As catástrofes recentes exigem rapidez dos decisores políticos, mas não chega: é preciso também decidir bem. As medidas anunciadas para a Proteção Civil adiam os problemas até à próxima provação. Há que evitá-lo.
Esta semana realizou-se um seminário na Faculdade de Ciências Sociais e Humanas da Universidade Nova de Lisboa, subordinado ao tema «Depois da catástrofe, que sistema de proteção civil?», organizado conjuntamente pela referida faculdade, pelo Centro de Estudos e Intervenção em Proteção Civil e pelo Centro Interdisciplinar de Ciências Sociais.
O mote para o tema abordado foram os incêndios florestais ocorridos nos meses de junho e outubro do ano passado e as suas trágicas consequências. As intervenções dos oradores centraram-se na reflexão do sistema de proteção civil e na procura de uma avaliação ao mesmo, face ao teste a que foi sujeito.
Para além da diversidade de abordagens da parte dos oradores quanto ao tema em análise, foi fácil constatar a premência do debate conceptual sobre o sistema de proteção civil no nosso país, dada a existência de uma amálgama de conceitos neste domínio, reveladora da identificada falta de doutrina consolidada e, por consequência, a natural vulnerabilidade estrutural e organizativa decorrente desta lacuna.
Sabe-se que a Lei de Bases da Proteção Civil, na sua versão de 2006 e dos insólitos remendos que lhe foram introduzidos em 2015, constitui um documento estruturante para o sistema. Mas sabe-se também que este diploma, aprovado pela Assembleia da República, foi posteriormente regulamentado em diplomas específicos dos Governos, ajustando cada um a estrutura do sistema à sua maneira.

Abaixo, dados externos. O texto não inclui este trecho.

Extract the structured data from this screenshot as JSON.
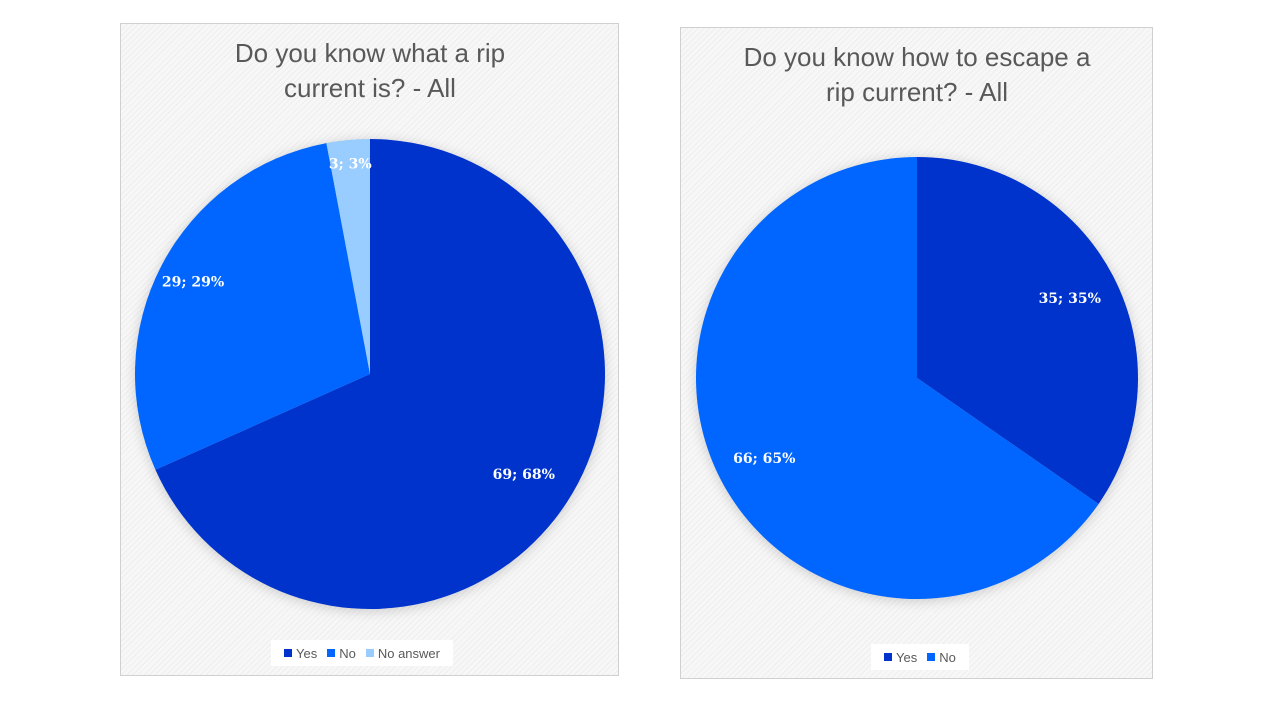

É por isso que conceitos como forças e operações de proteção civil, direção e comando, autoridade política, planeamento de emergência e outros são sistematicamente interpretados de forma diferente, impedindo a construção de uma base conceptual sólida, capaz de resistir aos ímpetos criativos de decisores políticos em exercício de funções e à consequente anarquização de um sistema que, para ser eficaz no cumprimento da sua importante missão, terá de ser obrigatoriamente alicerçado numa doutrina e estrutura próprias, subordinados a cadeias hierárquicas inequívocas e dotadas dos recursos humanos com competências adequadas.
O processo de mais uma anunciada mudança no sistema de proteção civil, pelo que é conhecido, vai no sentido tradicional de todas as mudanças anteriormente feitas. Reforça-se o dispositivo de resposta da proteção civil com militares da GNR e militares do exército, descaracterizando a missão constitucional das forças de segurança e das forças armadas; nomeiam-se militares da GNR para ocupação de cargos na estrutura operacional da Autoridade Nacional de Proteção Civil, retardando o investimento na formação de quadros próprios para servir o sistema; anuncia-se a profissionalização dos corpos de bombeiros detidos por associações humanitárias de Bombeiros, através da criação de Equipas de Intervenção Permanente apenas com 5 elementos que, no máximo, garantirão a cobertura de 8 horas nas 24 horas do dia, no período de segunda a sexta-feira, medida que em muitos corpos de bombeiros do país pouco acrescentará à débil capacidade operacional de resposta que comprovadamente possuem.
Estas e outras medidas de igual perfil voltam a adiar o que era essencial fazer, isto é, que o Estado assumisse as suas responsabilidades na salvaguarda da missão consagrada no artigo 27º da Constituição da República Portuguesa e que lhe confere a atribuição de garantir a todos os cidadãos o direito à segurança, definindo para o efeito um modelo próprio de sistema de proteção civil e de segurança interna, caraterizado por «cada macaco no seu galho», a fazer bem o que lhe compete.
Até que tal desiderato seja cumprido, vamos continuar na mesma, isto é com um sistema de proteção civil capturado pelo sistema de defesa da floresta e invadido por uma força de segurança.
Incapazes de proceder a uma avaliação rigorosa do sistema que temos, os decisores políticos insistem em continuar a reagir à mercê das agendas mediáticas, dos interesses de circunstância e das pressões corporativas.
Resumindo: uma vez mais, um sistema de proteção civil adiado até à sua próxima provação.